Как бы монарх ни распространялся о политической изворотливости, также и прочих имперских "добродетелях", в конечном итоге все в стране зиждилось на силе. Бывало, что приходилось прибегать и к хитроумным маневрам, к заигрываниям с непокладистыми партнерами. И… партнершами, конечно, но это относилось уже к области "амурной политики", как, например,, император на минуту предался приятным размышлениям, — как, например, с посольской женой, столь благосклонно воспринявшей его ухаживания, но, увы, уехавшей с бриллиантовой реликвией восвояси, или с кокетливой "мадам"-гувернанткой, перед которой он мнил себя по меньшей мере Наполеоном. Мадам не оспаривала эти амбиции так же, как не упускала случая поживиться за счет императорской казны. Конечно, гувернантка рано или поздно должна была уступить домогательствам, но надлежало соблюдать "конспирацию" перед императрицей, и еще требовались щедрые дары, бриллиантовые, золотые презенты, а золото, что роют на сибирских приисках, хотя и уплывает за границу, а все не перевелось, слава богу. Золото, ценимое испокон веков во всех странах, в любом краю, никогда не утратит свою ценность. И стоило ли хрупкой изящной фаворитке противиться? Уж она-то, мадам, хорошо знала, что как бы ни строила из себя императрица добродетельную особу, та отнюдь не "святая Мария". И если императрица позволяет себе обзаводиться кавалерами, то почему это должно быть заказано ей, скромной гувернантке царствующего дома?..

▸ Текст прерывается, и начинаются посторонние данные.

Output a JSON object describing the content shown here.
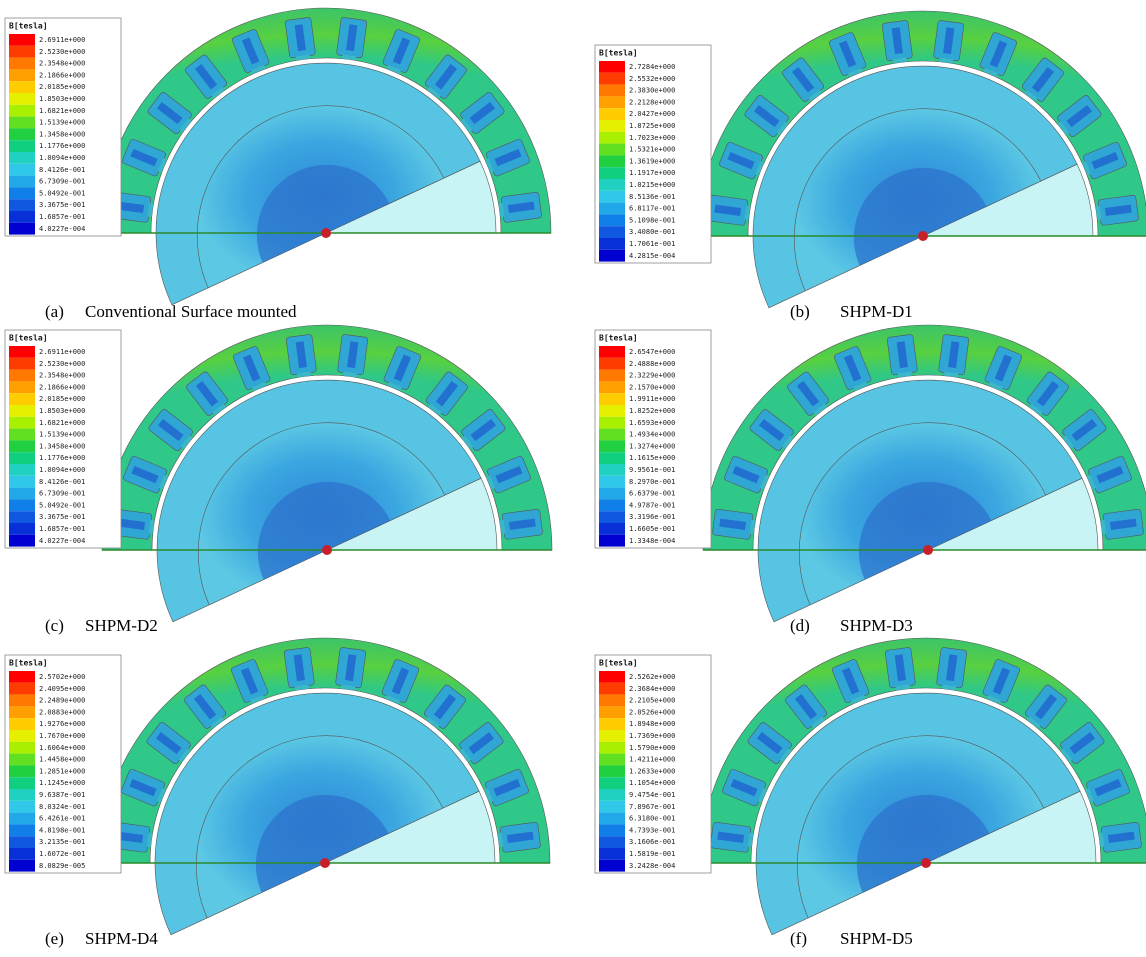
{
  "panels": [
    {
      "legend": {
        "title": "B[tesla]",
        "labels": [
          "2.6911e+000",
          "2.5230e+000",
          "2.3548e+000",
          "2.1866e+000",
          "2.0185e+000",
          "1.8503e+000",
          "1.6821e+000",
          "1.5139e+000",
          "1.3458e+000",
          "1.1776e+000",
          "1.0094e+000",
          "8.4126e-001",
          "6.7309e-001",
          "5.0492e-001",
          "3.3675e-001",
          "1.6857e-001",
          "4.0227e-004"
        ]
      },
      "caption": {
        "label": "(a)",
        "text": "Conventional Surface mounted"
      }
    },
    {
      "legend": {
        "title": "B[tesla]",
        "labels": [
          "2.7284e+000",
          "2.5532e+000",
          "2.3830e+000",
          "2.2128e+000",
          "2.0427e+000",
          "1.8725e+000",
          "1.7023e+000",
          "1.5321e+000",
          "1.3619e+000",
          "1.1917e+000",
          "1.0215e+000",
          "8.5136e-001",
          "6.8117e-001",
          "5.1098e-001",
          "3.4080e-001",
          "1.7061e-001",
          "4.2815e-004"
        ]
      },
      "caption": {
        "label": "(b)",
        "text": "SHPM-D1"
      }
    },
    {
      "legend": {
        "title": "B[tesla]",
        "labels": [
          "2.6911e+000",
          "2.5230e+000",
          "2.3548e+000",
          "2.1866e+000",
          "2.0185e+000",
          "1.8503e+000",
          "1.6821e+000",
          "1.5139e+000",
          "1.3458e+000",
          "1.1776e+000",
          "1.0094e+000",
          "8.4126e-001",
          "6.7309e-001",
          "5.0492e-001",
          "3.3675e-001",
          "1.6857e-001",
          "4.0227e-004"
        ]
      },
      "caption": {
        "label": "(c)",
        "text": "SHPM-D2"
      }
    },
    {
      "legend": {
        "title": "B[tesla]",
        "labels": [
          "2.6547e+000",
          "2.4888e+000",
          "2.3229e+000",
          "2.1570e+000",
          "1.9911e+000",
          "1.8252e+000",
          "1.6593e+000",
          "1.4934e+000",
          "1.3274e+000",
          "1.1615e+000",
          "9.9561e-001",
          "8.2970e-001",
          "6.6379e-001",
          "4.9787e-001",
          "3.3196e-001",
          "1.6605e-001",
          "1.3348e-004"
        ]
      },
      "caption": {
        "label": "(d)",
        "text": "SHPM-D3"
      }
    },
    {
      "legend": {
        "title": "B[tesla]",
        "labels": [
          "2.5702e+000",
          "2.4095e+000",
          "2.2489e+000",
          "2.0883e+000",
          "1.9276e+000",
          "1.7670e+000",
          "1.6064e+000",
          "1.4458e+000",
          "1.2851e+000",
          "1.1245e+000",
          "9.6387e-001",
          "8.0324e-001",
          "6.4261e-001",
          "4.8198e-001",
          "3.2135e-001",
          "1.6072e-001",
          "8.0829e-005"
        ]
      },
      "caption": {
        "label": "(e)",
        "text": "SHPM-D4"
      }
    },
    {
      "legend": {
        "title": "B[tesla]",
        "labels": [
          "2.5262e+000",
          "2.3684e+000",
          "2.2105e+000",
          "2.0526e+000",
          "1.8948e+000",
          "1.7369e+000",
          "1.5790e+000",
          "1.4211e+000",
          "1.2633e+000",
          "1.1054e+000",
          "9.4754e-001",
          "7.8967e-001",
          "6.3180e-001",
          "4.7393e-001",
          "3.1606e-001",
          "1.5819e-001",
          "3.2428e-004"
        ]
      },
      "caption": {
        "label": "(f)",
        "text": "SHPM-D5"
      }
    }
  ]
}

Отмахиваясь от омрачающих державных забот, царь предался течению разноречивых чувств, вторгшихся в напряженный мир его теперешних переживаний, чувств, влекущих его за ускользнувшей из рук иностранной чародейкой… Где она теперь, в каких краях, со своим титулованным олухом?.. О, если б им тогда, на балу, не помешал этот генерал, если б не прошаркал, сукин сын, в самый неподходящий момент, — тогда бы он осыпал эту фею ласками… Однако и гувернантка была искусной обворожительной кокеткой… И эти тайные ласки были блаженством для него, бальзамом для ран его уязвленного сердца. Да, это было так. Государь, имевший власть надо всеми, не мог управиться с государыней.
Государь был беззащитен перед тайным, грызущим его душу черным червем сомнения, не оставляющего его даже в пору увеселений и утех.
И, как бы он ни опасался, что эта накипевшая досада, эта подспудная желчь вдруг ненароком выплеснется наружу, как ни призывал свою волю, хладнокровие и самообладание: чтобы глухие, затаенные прихоти настроения не влияли на его державные заботы и решения, они так или иначе давали о себе знать.
Тайная досада, личные неприятности подливали масла в огонь, приводивший к страшным вспышкам гнева, искажая трезвую соразмерность его нареканий и наказаний, укор мог обернуться опалой, недовольство — разжалованием, возмущение — Сибирью.
Высокопоставленные чины боялись этого грозного преображения властителя, который в такие минуты отнюдь не был похож на учтивого, благовоспитанного монарха, галантного кавалера на балах. Улыбка на его устах, лукавые подтрунивания оказывались иллюзией доступности — истинный облик проступал в грозных вспышках гнева, лицо его делалось желчным, в глазах полыхал холодный огонь, — и эта буря внушала окружающим благоговейный трепет, и он, громовержец, упивался этим жестоким самообожествлением.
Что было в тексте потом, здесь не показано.